When you stay down, you look good, feel good, and have more confidence. You’re more committed to the shot. If you know you’re going to stay down, you go down with more focus, more resolve, more calm.
Staying down gives you the opportunity to reallywatch the shot unfold. You’re down there with the balls – not recoiling and pulling away. You can see how the spin worked, whether the object ball rolled or turned over, which part of the pocket your ball found. The more you remain closely involved with the balls, the better you’ll play. And besides, isn’t this (precision ball control) why we do this anyway?
Now here’s the flip side. I believe the most common, deeply true cause of jumping up is simply this: We jump up because our body already knows we’re going to miss, and we don’t want to associate with that bad shot. Uh uh, that wasn’t me. I wasn’t there for that shot. Nope.
As we become better players, our bodies know when we’re right and they know when we’re wrong. If we’re lined up to make the shot, we can tell whether we’re on. The problem is learning to listen to that inner voice that’s saying, “Hey, this doesn’t look right.”
Sometimes we’re nervous or anxious, and try to shoot too quickly. We lose our timing, forget our p-shot routine, and shoot before we’re ready. Maybe you went down without a plan. If you have an indecisive plan, you’re likely to get indecisive results.
Sometimes we get ahead of ourselves, taking the current shot for granted. Your mind has already moved to the next shot, and is not paying attention to the current shot. Current shot, only shot. Jumping up can cause us to miss shots. It can also be a resultof missing. At some level, we knew we were lined up wrong, but we didn’t stop. Jumping up, we paid attention to our body’s hard-earned pool wisdom – just not soon enough.

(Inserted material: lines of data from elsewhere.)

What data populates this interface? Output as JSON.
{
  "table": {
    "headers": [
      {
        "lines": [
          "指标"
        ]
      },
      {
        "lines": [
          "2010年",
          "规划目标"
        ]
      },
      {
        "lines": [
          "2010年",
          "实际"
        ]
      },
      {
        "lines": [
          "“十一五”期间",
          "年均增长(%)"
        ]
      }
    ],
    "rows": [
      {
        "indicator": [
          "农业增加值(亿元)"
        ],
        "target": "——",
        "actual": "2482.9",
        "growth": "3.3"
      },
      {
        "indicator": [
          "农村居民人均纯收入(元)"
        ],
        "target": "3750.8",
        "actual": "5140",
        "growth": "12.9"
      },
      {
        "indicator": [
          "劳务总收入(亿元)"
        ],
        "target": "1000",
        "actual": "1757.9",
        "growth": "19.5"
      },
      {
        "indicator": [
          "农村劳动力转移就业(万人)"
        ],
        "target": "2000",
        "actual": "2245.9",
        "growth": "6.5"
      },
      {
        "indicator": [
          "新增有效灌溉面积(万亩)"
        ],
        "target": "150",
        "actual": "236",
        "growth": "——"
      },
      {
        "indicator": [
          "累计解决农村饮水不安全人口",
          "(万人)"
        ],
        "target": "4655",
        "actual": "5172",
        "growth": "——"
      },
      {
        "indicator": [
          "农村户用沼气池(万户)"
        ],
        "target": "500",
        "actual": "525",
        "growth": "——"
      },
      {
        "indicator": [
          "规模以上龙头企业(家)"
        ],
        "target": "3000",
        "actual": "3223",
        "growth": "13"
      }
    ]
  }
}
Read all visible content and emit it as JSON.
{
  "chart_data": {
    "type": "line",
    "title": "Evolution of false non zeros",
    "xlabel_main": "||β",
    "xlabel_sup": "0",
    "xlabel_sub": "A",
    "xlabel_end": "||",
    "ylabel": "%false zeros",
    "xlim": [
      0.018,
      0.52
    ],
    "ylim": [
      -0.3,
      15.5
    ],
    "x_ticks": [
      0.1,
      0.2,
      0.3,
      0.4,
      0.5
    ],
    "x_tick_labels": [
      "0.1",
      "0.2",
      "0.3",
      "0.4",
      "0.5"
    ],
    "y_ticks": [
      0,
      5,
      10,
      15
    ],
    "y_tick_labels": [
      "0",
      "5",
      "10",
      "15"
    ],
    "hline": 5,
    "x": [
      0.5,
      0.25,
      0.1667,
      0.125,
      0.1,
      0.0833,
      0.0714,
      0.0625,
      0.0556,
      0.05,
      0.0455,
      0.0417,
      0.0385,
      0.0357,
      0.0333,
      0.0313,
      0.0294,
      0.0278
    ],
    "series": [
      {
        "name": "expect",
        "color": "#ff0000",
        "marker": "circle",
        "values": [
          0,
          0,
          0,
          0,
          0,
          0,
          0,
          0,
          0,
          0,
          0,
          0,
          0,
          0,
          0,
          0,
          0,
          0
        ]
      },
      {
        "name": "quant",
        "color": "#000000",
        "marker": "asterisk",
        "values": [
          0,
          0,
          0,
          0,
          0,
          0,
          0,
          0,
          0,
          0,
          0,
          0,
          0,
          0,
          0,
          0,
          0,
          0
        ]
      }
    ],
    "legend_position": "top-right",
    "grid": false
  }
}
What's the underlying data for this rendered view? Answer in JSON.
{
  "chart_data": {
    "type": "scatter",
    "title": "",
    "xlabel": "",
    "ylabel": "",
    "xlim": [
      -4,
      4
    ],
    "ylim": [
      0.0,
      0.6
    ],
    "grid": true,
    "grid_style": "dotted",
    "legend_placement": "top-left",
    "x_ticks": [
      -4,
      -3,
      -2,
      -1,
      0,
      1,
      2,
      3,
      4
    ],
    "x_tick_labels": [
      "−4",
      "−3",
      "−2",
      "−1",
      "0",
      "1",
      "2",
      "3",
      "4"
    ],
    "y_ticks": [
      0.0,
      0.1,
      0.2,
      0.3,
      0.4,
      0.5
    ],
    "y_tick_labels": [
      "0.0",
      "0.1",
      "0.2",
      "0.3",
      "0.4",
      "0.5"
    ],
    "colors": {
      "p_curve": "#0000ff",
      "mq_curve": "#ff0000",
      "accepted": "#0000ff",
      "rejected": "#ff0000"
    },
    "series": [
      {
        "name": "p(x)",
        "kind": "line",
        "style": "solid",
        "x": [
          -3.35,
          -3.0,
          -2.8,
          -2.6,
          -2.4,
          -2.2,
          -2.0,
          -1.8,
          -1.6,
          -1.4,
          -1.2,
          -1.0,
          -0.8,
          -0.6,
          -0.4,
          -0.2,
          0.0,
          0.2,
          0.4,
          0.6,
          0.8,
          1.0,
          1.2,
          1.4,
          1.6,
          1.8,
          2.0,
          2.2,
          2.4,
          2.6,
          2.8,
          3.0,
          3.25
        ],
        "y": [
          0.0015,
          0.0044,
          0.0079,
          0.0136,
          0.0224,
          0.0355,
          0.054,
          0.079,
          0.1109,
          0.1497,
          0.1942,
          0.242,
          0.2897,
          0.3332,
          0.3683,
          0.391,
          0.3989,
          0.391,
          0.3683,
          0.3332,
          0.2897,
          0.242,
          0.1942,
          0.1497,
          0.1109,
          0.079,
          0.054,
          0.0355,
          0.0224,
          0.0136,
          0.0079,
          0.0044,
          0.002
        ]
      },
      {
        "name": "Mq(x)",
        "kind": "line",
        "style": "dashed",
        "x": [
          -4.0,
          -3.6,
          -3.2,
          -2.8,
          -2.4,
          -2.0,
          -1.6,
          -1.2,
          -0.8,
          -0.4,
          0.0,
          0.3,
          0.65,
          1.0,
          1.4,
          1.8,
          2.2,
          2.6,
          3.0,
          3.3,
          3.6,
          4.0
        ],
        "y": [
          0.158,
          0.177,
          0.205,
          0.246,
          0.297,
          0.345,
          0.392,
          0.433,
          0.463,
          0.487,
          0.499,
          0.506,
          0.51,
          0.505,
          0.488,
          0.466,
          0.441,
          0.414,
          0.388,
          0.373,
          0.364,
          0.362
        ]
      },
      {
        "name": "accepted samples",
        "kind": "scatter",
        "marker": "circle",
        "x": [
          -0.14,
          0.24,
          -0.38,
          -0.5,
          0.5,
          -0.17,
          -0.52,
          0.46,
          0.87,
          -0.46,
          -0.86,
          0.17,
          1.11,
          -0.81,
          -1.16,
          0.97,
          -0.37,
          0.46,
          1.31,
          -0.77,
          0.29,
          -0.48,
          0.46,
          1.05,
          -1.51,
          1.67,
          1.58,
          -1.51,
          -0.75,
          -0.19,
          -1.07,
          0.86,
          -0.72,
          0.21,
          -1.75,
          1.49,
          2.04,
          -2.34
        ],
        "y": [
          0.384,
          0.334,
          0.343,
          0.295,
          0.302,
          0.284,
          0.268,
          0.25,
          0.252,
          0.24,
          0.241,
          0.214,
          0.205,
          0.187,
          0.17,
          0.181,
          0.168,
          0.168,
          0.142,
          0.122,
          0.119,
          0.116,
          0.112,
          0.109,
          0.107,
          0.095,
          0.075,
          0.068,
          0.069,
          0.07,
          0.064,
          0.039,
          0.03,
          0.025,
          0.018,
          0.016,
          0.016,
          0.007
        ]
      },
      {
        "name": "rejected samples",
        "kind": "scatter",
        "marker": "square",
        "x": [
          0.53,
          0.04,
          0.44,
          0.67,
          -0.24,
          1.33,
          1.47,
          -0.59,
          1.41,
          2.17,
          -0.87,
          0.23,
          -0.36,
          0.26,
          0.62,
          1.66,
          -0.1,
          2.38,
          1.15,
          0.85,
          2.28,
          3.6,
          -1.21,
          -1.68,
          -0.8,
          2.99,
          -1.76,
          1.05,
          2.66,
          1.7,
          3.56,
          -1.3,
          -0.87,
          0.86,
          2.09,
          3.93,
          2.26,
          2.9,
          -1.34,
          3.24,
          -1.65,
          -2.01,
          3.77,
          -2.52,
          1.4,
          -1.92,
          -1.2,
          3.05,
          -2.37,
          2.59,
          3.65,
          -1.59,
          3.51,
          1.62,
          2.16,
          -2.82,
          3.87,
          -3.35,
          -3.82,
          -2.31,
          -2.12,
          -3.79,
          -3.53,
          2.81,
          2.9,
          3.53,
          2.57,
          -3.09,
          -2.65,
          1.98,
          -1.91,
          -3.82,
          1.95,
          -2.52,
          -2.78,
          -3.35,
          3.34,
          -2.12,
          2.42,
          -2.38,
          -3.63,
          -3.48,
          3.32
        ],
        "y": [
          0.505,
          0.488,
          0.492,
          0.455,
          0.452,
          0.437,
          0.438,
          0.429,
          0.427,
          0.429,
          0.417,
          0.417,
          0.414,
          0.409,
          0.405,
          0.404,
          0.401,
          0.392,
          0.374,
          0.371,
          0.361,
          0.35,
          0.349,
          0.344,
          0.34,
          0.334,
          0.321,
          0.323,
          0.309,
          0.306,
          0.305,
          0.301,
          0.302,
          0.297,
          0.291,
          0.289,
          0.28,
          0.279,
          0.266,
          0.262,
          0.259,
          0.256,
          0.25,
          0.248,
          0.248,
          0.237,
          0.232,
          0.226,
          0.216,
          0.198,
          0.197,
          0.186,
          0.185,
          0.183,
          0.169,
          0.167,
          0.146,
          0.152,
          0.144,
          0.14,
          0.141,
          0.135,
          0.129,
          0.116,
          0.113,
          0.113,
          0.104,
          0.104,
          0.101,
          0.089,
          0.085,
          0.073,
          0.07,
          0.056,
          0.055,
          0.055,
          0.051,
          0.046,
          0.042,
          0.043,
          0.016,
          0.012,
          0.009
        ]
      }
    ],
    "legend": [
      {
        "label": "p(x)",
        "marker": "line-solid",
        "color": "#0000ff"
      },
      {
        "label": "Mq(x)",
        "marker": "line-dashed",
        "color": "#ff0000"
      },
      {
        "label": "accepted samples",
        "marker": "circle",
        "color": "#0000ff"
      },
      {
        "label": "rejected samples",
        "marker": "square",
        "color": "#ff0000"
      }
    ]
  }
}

So, what’s the cure? Want to stay down. Plan to stay down. Don’t go down until you’ve decided on a plan and committed to it. Finish the shot. Take ownership – stay down, watch the shot unfold, learn from what you see, and accept the result.
As a physical practice, try letting your belly hang when you go down. Wiggle your toes and sink into the floor. Settle into your stance. Think finish. Follow through and don’t pull back. Stay down and enjoy the action. You’re at the table! Make it count.